Not as good as the novel, but still worth seeing
21 March 2007 | by Red-125See all my reviews

Ship of Fools (1965) directed by Stanley Kramer, is based on the novel by Katherine Anne Porter. The film is a reasonably faithful cinematic adaptation, although it lacks the novel's subtlety and complexity. Director Kramer assembled an all-star cast--including Vivien Leigh (her last film), Simone Signoret, José Ferrer, Lee Marvin, Oskar Werner, José Greco, and George Segal.

The film takes place entirely on shipboard, except for the final scene. Naturally, the close confines of the ship and the lack of privacy bring about forced interactions, as would have been the case in reality. These interactions form the basic plot of both the book and the film.

The time is 1933, so the passengers don't know what we know--things are changing rapidly in Germany and everything will be different in just a year or two. In fact, that's the basic weakness of the plot--it's easy in retrospect to know just how wrong the Jewish salesman is when he assures people that the current unpleasantness will blow over and all will be well.
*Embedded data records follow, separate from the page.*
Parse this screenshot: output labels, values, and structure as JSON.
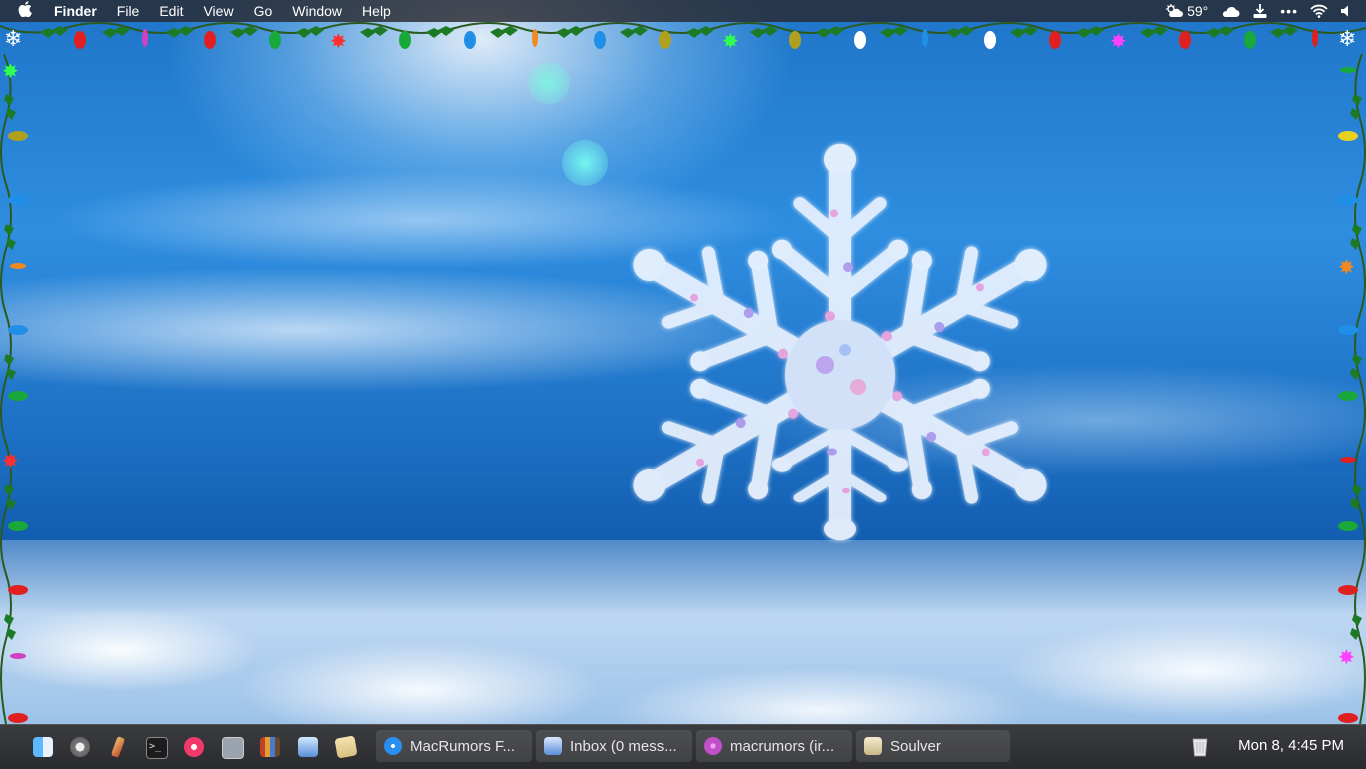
{
  "menubar": {
    "apple_icon": "apple-icon",
    "items": [
      "Finder",
      "File",
      "Edit",
      "View",
      "Go",
      "Window",
      "Help"
    ],
    "weather_temp": "59°",
    "status_icons": [
      "weather-icon",
      "cloud-icon",
      "download-icon",
      "more-icon",
      "wifi-icon",
      "volume-icon"
    ]
  },
  "taskbar": {
    "launchers": [
      "finder-icon",
      "launchpad-icon",
      "pencil-icon",
      "terminal-icon",
      "itunes-icon",
      "preview-icon",
      "books-icon",
      "app-store-icon",
      "notes-icon"
    ],
    "tasks": [
      {
        "label": "MacRumors F...",
        "icon": "safari-icon",
        "accent": "#2a8df0"
      },
      {
        "label": "Inbox (0 mess...",
        "icon": "mail-icon",
        "accent": "#5a8fd8"
      },
      {
        "label": "macrumors (ir...",
        "icon": "chat-icon",
        "accent": "#c050c8"
      },
      {
        "label": "Soulver",
        "icon": "soulver-icon",
        "accent": "#e8d8a8"
      }
    ],
    "clock": "Mon 8, 4:45 PM"
  },
  "colors": {
    "menubar_bg": "#2a2a30",
    "taskbar_bg": "#2e2f33",
    "light_red": "#e02020",
    "light_green": "#19a83a",
    "light_blue": "#1f8fe8",
    "light_yellow": "#e8d020",
    "holly_green": "#1c7a24"
  }
}
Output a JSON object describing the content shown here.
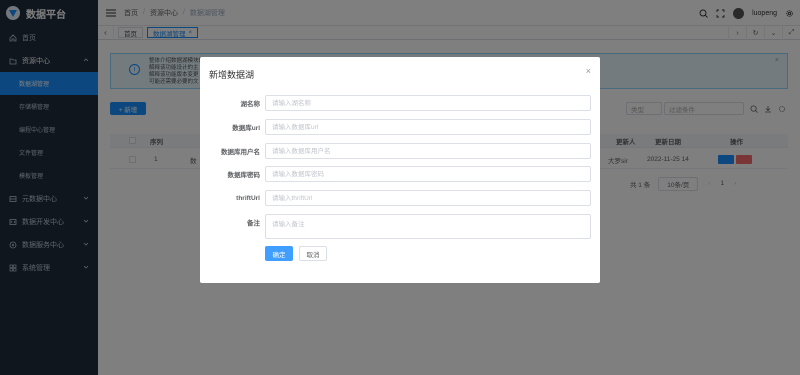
{
  "app": {
    "title": "数据平台"
  },
  "sidebar": {
    "items": [
      {
        "label": "首页",
        "icon": "home-icon"
      },
      {
        "label": "资源中心",
        "icon": "folder-icon",
        "expanded": true,
        "children": [
          {
            "label": "数据湖管理",
            "active": true
          },
          {
            "label": "存储桶管理"
          },
          {
            "label": "编程中心管理"
          },
          {
            "label": "文件管理"
          },
          {
            "label": "模板管理"
          }
        ]
      },
      {
        "label": "元数据中心",
        "icon": "database-icon"
      },
      {
        "label": "数据开发中心",
        "icon": "code-icon"
      },
      {
        "label": "数据服务中心",
        "icon": "service-icon"
      },
      {
        "label": "系统管理",
        "icon": "settings-grid-icon"
      }
    ]
  },
  "header": {
    "breadcrumbs": [
      "首页",
      "资源中心",
      "数据湖管理"
    ],
    "user": "luopeng"
  },
  "tags": {
    "items": [
      {
        "label": "首页",
        "active": false
      },
      {
        "label": "数据湖管理",
        "active": true,
        "closable": "×"
      }
    ]
  },
  "main": {
    "alert_lines": [
      "整体介绍数据湖模块的主",
      "解释该功能设计的主",
      "解释该功能版本变更",
      "可能还需要必要的文"
    ],
    "alert_close": "×",
    "add_button": "+ 新增",
    "filter_select_placeholder": "类型",
    "filter_input_placeholder": "过滤条件",
    "table": {
      "headers": {
        "index": "序列",
        "name": "",
        "updater": "更新人",
        "updated": "更新日期",
        "actions": "操作"
      },
      "rows": [
        {
          "index": "1",
          "name": "数",
          "updater": "大罗sir",
          "updated": "2022-11-25 14"
        }
      ]
    },
    "pager": {
      "total": "共 1 条",
      "page_size": "10条/页",
      "prev": "‹",
      "page": "1",
      "next": "›"
    }
  },
  "modal": {
    "title": "新增数据湖",
    "close": "×",
    "fields": [
      {
        "label": "湖名称",
        "placeholder": "请输入湖名称"
      },
      {
        "label": "数据库url",
        "placeholder": "请输入数据库url"
      },
      {
        "label": "数据库用户名",
        "placeholder": "请输入数据库用户名"
      },
      {
        "label": "数据库密码",
        "placeholder": "请输入数据库密码"
      },
      {
        "label": "thriftUrl",
        "placeholder": "请输入thriftUrl"
      },
      {
        "label": "备注",
        "placeholder": "请输入备注"
      }
    ],
    "confirm": "确定",
    "cancel": "取消"
  },
  "colors": {
    "primary": "#1890ff",
    "sidebar_bg": "#1f2d3d",
    "danger": "#f56c6c"
  }
}
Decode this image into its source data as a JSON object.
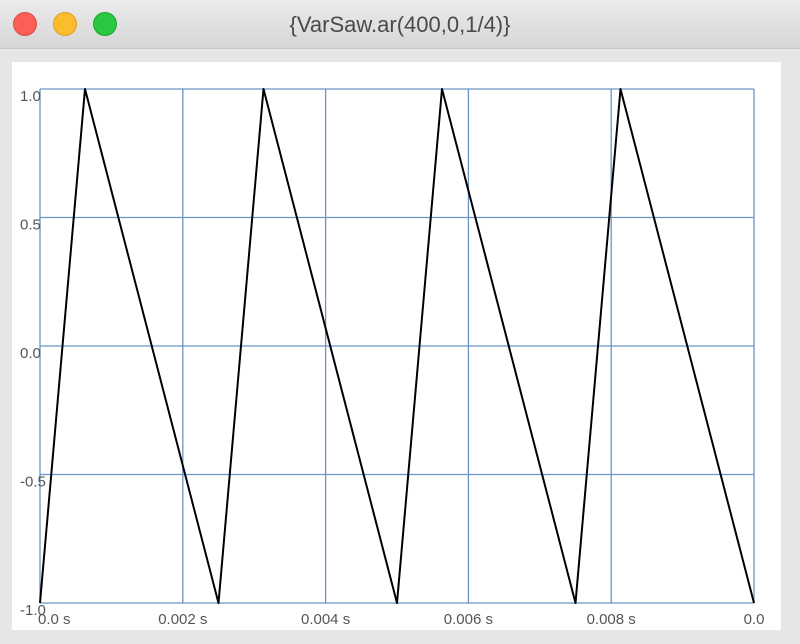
{
  "window": {
    "title": "{VarSaw.ar(400,0,1/4)}"
  },
  "chart_data": {
    "type": "line",
    "title": "",
    "xlabel": "",
    "ylabel": "",
    "xlim": [
      0,
      0.01
    ],
    "ylim": [
      -1,
      1
    ],
    "grid": true,
    "line_color": "#000000",
    "grid_color": "#6b93c6",
    "x_tick_labels": [
      "0.0 s",
      "0.002 s",
      "0.004 s",
      "0.006 s",
      "0.008 s",
      "0.0"
    ],
    "y_tick_labels": [
      "1.0",
      "0.5",
      "0.0",
      "-0.5",
      "-1.0"
    ],
    "series": [
      {
        "x": [
          0,
          0.00063,
          0.0025,
          0.00313,
          0.005,
          0.00563,
          0.0075,
          0.00813,
          0.01
        ],
        "values": [
          -1,
          1,
          -1,
          1,
          -1,
          1,
          -1,
          1,
          -1
        ]
      }
    ]
  }
}
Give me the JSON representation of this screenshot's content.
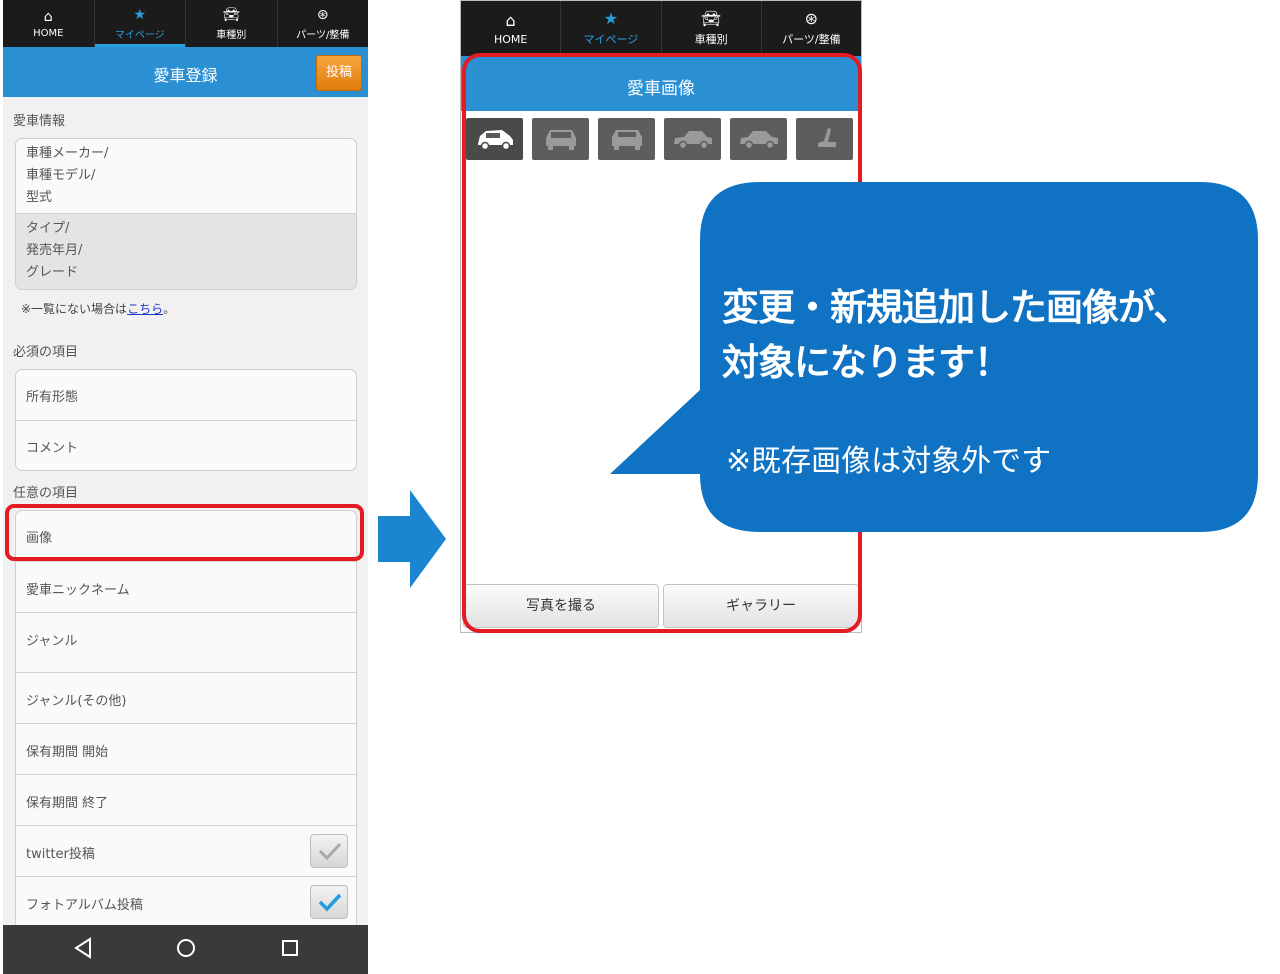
{
  "nav": {
    "home": "HOME",
    "mypage": "マイページ",
    "cartype": "車種別",
    "parts": "パーツ/整備"
  },
  "left": {
    "title": "愛車登録",
    "post_button": "投稿",
    "car_info_label": "愛車情報",
    "car_info_rows": [
      {
        "lines": [
          "車種メーカー/",
          "車種モデル/",
          "型式"
        ]
      },
      {
        "lines": [
          "タイプ/",
          "発売年月/",
          "グレード"
        ]
      }
    ],
    "note_prefix": "※一覧にない場合は",
    "note_link": "こちら",
    "note_suffix": "。",
    "required_label": "必須の項目",
    "required_items": [
      "所有形態",
      "コメント"
    ],
    "optional_label": "任意の項目",
    "optional_items": [
      "画像",
      "愛車ニックネーム",
      "ジャンル",
      "ジャンル(その他)",
      "保有期間 開始",
      "保有期間 終了",
      "twitter投稿",
      "フォトアルバム投稿"
    ],
    "twitter_checked": false,
    "photoalbum_checked": true
  },
  "right": {
    "title": "愛車画像",
    "thumbnails": [
      "car-front-angle",
      "car-front",
      "car-rear",
      "car-side",
      "car-side-2",
      "car-seat"
    ],
    "take_photo_button": "写真を撮る",
    "gallery_button": "ギャラリー"
  },
  "callout": {
    "line1": "変更・新規追加した画像が、",
    "line2": "対象になります！",
    "sub": "※既存画像は対象外です"
  },
  "colors": {
    "accent_blue": "#2b8fd4",
    "highlight_red": "#e31b23",
    "bubble_blue": "#0f72c2",
    "post_orange": "#f29a2e"
  }
}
Some features of the novel were unfortunately omitted from the film, especially the roles of the Spanish twins, Ric and Rac. In the novel, they are the embodiments of senseless evil, and every chapter in which they appear is laden with foreboding. In the film, the children commit one evil act, but it makes no sense because we haven't been prepared for it.

Director Kramer made one choice I consider foolish. In the novel, a young woman named Elsa Lutz is realistically unhappy. She is unattractive, not very intelligent, not gifted or graceful, and her prospects for marriage are bleak. In the film, she is portrayed as a stunning ingénue, who will blossom into an even more stunning woman. No dramatic tension there. Porter had it right, Kramer had it wrong.

All in all, "Ship of Fools" is a classic movie by an excellent director and it's loaded with stars. It's not an essential film, but it's entertaining enough and worth renting.